By Molly Igoe

News Editor

Adam Goodheart, director of the C.V. Starr Center for the Study of the American Experience and a lecturer at Washington College in American studies and history, is featured in the April cover story of “National Geographic” with his article “Lincoln’s Funeral Train.” It explores Abraham Lincoln’s death and legacy in honor of the 150th anniversary of his assassination.

In the article, Goodheart revisits the route that Lincoln’s funeral train traveled on, while also discussing the late president’s legacy with people he encountered. Goodheart is most interested in discovering different views various Americans have concerning what freedom is.

Goodheart followed the funeral train’s journey this June. Like Lincoln, Goodheart started in Washington D.C. and ended in Springfield, Ill., totaling 1,600 miles.

“I wanted to do a trip that was more about Lincoln’s living presence and legacy. I talked to all kinds of people who reflected his life and who have different ideas of what freedom is,” he said.

A good amount of the people Goodheart spoke to on the trip were just ordinary people he. Their diverse views reflect how the definition of freedom varies from person to person.

The first person he mentioned was the owner of a gun store in southern Pennsylvania who defined freedom as the ability to own a gun. Goodheart also spoke to one of the first gay rights activists in the United States, who sees freedom as civil rights continually expanding.

Goodheart recently wrote an article about Lincoln in “National Geographic.”

Goodheart recently wrote an article about Lincoln in “National Geographic.”

In Chicago, Goodheart talked to an Iraqi war veteran, who he said was especially relevant to his trip because Lincoln was so eloquent about the Civil War and the human sacrifices made during the War.

Goodheart previously published a book about Lincoln called “1861: The Civil War Awakening,” and said, “The Civil War era and Lincoln have always fascinated me.” He added that Lincoln is one of the most magnificent prose writers in American history, and while the Gettysburg Address is his most well known speech, he has written other lesser known speeches that are just as profound, like his Message to Congress in 1861.

This is Goodheart’s fourth time writing for “National Geographic,” but this is the first time one of his articles has appeared as a cover story. He said, “Since I was 10 years old I had always dreamed of writing for ‘National Geographic.’ It’s funny because when I was a little boy I had a vision of getting to travel to exotic places to cover stories, but the farthest I’ve gotten so far has been Illinois.”

The article discusses what happened after Lincoln was assassinated, and how, through mourning for Lincoln, the nation came together. “In the process, it not only defined the legacy of an American hero, it also established a new ritual of American citizenship: the shared moment of national tragedy.”
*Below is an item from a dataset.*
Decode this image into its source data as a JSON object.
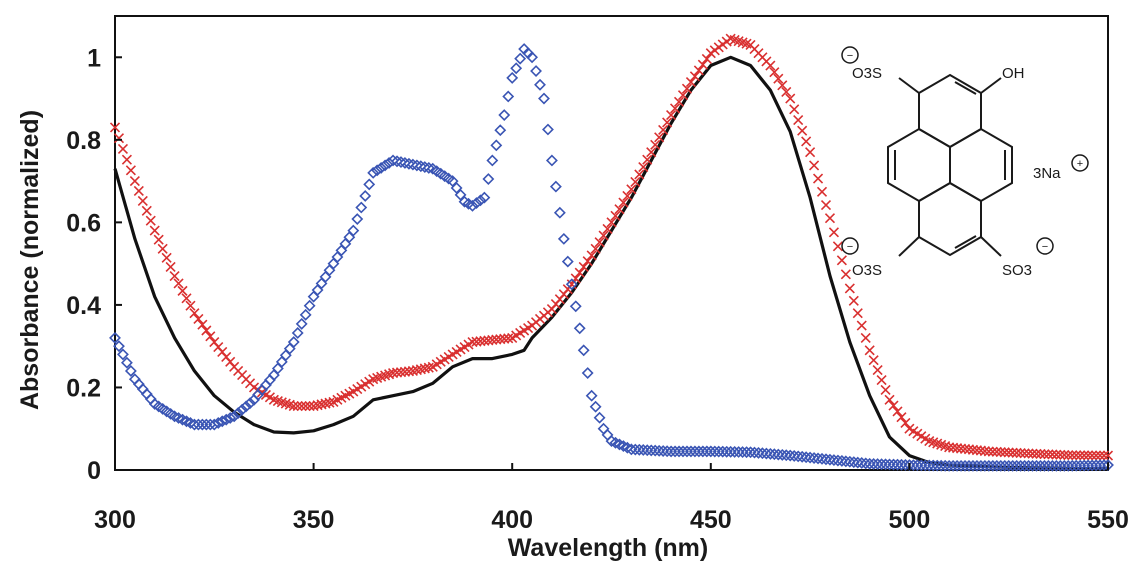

Throughout the article, Goodheart describes the impact Lincoln still has on people today, demonstrated by the words of an elderly African American woman in Manhattan who said, “He died for me. He died for me. God bless him.”

When asked what he believes Lincoln’s lasting legacy is, Goodheart said, “He is a touchstone for freedom, for both the liberal and the conservative side, and is an inspiration for Americans.”

Perhaps Lincoln himself expressed what most Americans think today about freedom when he wrote on Aug. 1, 1858, “As I would not be a slave, so I would not be a master. This expresses my idea of democracy.”